Above: American Apparel’s infamous”Afrika” print, which was designed by Landon Metz.
I’m ready for the conversation to change when it comes to discussing fashion and cultural appropriation. I think we have reached a place where the words, rhetoric, and tools we have to teach people about it and engage people in conversations about fashion and cultural appropriation is at a bit of a stand-still.
Image above found here.
Don’t get me wrong, I still think the Chanel Pre-Fall show (pictured above) was a f****** disaster, and Miley Cyrus‘ ongoing tendencies to “borrow” from black cultures for her tour performances/musical awards ceremonies is truly offensive. I also realize that I have a great deal of white privilege, which is no doubt informing this post.
I will say though that while I feel I can offer many different anecdotes, examples, and teaching tools to have conversations on several different levels about violence against women, I cannot say the same for fashion and cultural appropriation. When my friends ask me why it would be inappropriate for them to wear feather headresses to Sasquatch or bindis for a night out, my arguments are always the same–I have a very limited amount of anecdotes and ways to explain why cultural appropriation in fashion is inappropriate. When I emerge the victor in such conversations, I know it is because of my own personal disapproval or judgemental attitude that prevents bindis and bandage dresses from happening, not because I explained things well or in an accessible manner.
Above: Gwen Stefani–I love her, but she is a serial offender of cultural appropriation. Image found in this article about cultural appropriation x fashion.
I find that a lot of the arguments against cultural appropriation in fashion occupy a curious space between highly personal experiences (which often ‘out’ the explainer in some way) and very academic concepts and terminology.
Above: Katy Perry’s performance at the American Music Awards November 2013.
When I say ‘outing’ the explainer, I refer to situations where we say it doesn’t mean the same thing when we see a racilazied minority wearing something (say, a turban) versus a white person wearing a turban. In my own personal experience, I might say something like “Japanese people can’t wear kimonos for fun the way white people wear kimonos for fun.” At this point it is highly likely that the person I am talking to (if I don’t know them) will inquire of my own ethnic background, and I will feel obligated to say why yes, I am of Asian descent. In contrast to my other ‘area of expertise’ I have noticed, however, that I never, ever had to identify as a survivor of violence to explain or discuss violence against women.

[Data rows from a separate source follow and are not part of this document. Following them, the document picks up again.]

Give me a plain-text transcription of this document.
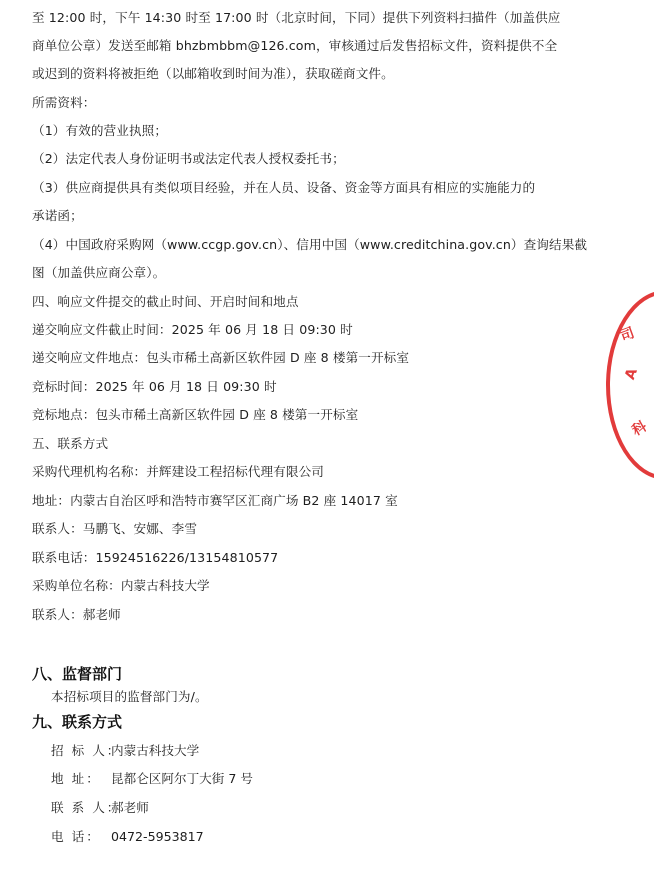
至 12:00 时，下午 14:30 时至 17:00 时（北京时间，下同）提供下列资料扫描件（加盖供应
商单位公章）发送至邮箱 bhzbmbbm@126.com，审核通过后发售招标文件，资料提供不全
或迟到的资料将被拒绝（以邮箱收到时间为准），获取磋商文件。
所需资料：
（1）有效的营业执照；
（2）法定代表人身份证明书或法定代表人授权委托书；
（3）供应商提供具有类似项目经验，并在人员、设备、资金等方面具有相应的实施能力的
承诺函；
（4）中国政府采购网（www.ccgp.gov.cn）、信用中国（www.creditchina.gov.cn）查询结果截
图（加盖供应商公章）。
四、响应文件提交的截止时间、开启时间和地点
递交响应文件截止时间：2025 年 06 月 18 日 09:30 时
递交响应文件地点：包头市稀土高新区软件园 D 座 8 楼第一开标室
竞标时间：2025 年 06 月 18 日 09:30 时
竞标地点：包头市稀土高新区软件园 D 座 8 楼第一开标室
五、联系方式
采购代理机构名称：并辉建设工程招标代理有限公司
地址：内蒙古自治区呼和浩特市赛罕区汇商广场 B2 座 14017 室
联系人：马鹏飞、安娜、李雪
联系电话：15924516226/13154810577
采购单位名称：内蒙古科技大学
联系人：郝老师
八、监督部门
本招标项目的监督部门为/。
九、联系方式
招 标 人：内蒙古科技大学
地 址： 昆都仑区阿尔丁大街 7 号
联 系 人：郝老师
电 话： 0472-5953817
司
A
科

The second stumbling block I experience when discussing fashion and cultural appropriation is that a lot of the conversation tends to be highly academic and intellectualized. I can say “colonialism” and “capitalism” all I want, but those concepts are hard to explain and throw around–even in Canada where we are taught via our public school curriculum roughly what colonialism and capitalism mean. Hell, when I was 20 and in my third year of university and busily working away for the support centre I worked for on campus, I used my paycheque earned from my (which was cemented on feminist and anti-oppressive principles) to run out and buy the infamous “Afrika” print American Apparel leggings (see the first picture in this post). I, of all people, should have known better. But I didn’t.
Above: Karlie Kloss in one of the most heinous examples of cultural appropriation in recent fashion history during the Victoria’s Secret fashion show.

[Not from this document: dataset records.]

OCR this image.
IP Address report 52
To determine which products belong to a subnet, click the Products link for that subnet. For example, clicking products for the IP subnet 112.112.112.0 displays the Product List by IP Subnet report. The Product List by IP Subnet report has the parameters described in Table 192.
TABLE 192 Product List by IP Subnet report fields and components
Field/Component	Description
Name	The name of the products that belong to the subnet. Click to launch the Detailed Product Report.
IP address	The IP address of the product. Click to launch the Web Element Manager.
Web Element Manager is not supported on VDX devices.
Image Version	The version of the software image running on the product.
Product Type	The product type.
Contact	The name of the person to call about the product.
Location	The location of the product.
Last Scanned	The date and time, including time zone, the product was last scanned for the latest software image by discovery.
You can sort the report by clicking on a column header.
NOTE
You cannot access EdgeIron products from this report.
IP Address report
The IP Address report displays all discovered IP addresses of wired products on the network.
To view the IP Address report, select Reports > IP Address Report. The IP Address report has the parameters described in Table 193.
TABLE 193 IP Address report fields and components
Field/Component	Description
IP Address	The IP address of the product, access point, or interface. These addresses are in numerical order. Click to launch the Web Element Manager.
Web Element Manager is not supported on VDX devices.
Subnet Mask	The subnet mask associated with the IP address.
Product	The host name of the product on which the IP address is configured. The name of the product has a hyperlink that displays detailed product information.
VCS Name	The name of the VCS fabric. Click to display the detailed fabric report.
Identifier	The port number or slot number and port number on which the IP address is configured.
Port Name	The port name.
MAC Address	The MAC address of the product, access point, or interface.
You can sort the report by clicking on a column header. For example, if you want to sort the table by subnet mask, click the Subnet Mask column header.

I have no doubt that I have some blind spots when it comes to explaining cultural appropriation and fashion, but I also have a pretty darn solid background in workshop facilitation and public speaking (if I may toot my own horn for a second)–if half of what we say is not what we say but how we say it, my ‘toolkit’ to discuss or explain cultural appropriation should be pretty darn good, yet I find myself constantly fumbling through arguments against cultural appropriation in fashion.
Unfortunately, I don’t have the gift for coming up with snappy metaphors or eye-opening anecdotes that might make a difference in how I explain things (like “Yes means Yes,” etc) with regards to fashion and cultural appropriation. I can rehash the statements well enough, and back them up once I know them, but for now I am certainly lacking. I am ready for a new conversation about fashion and cultural appropriation, and I think the fashion world is ready as well. I’m looking looking for more conversations, more ideas on how to approach this issue-will you help me out?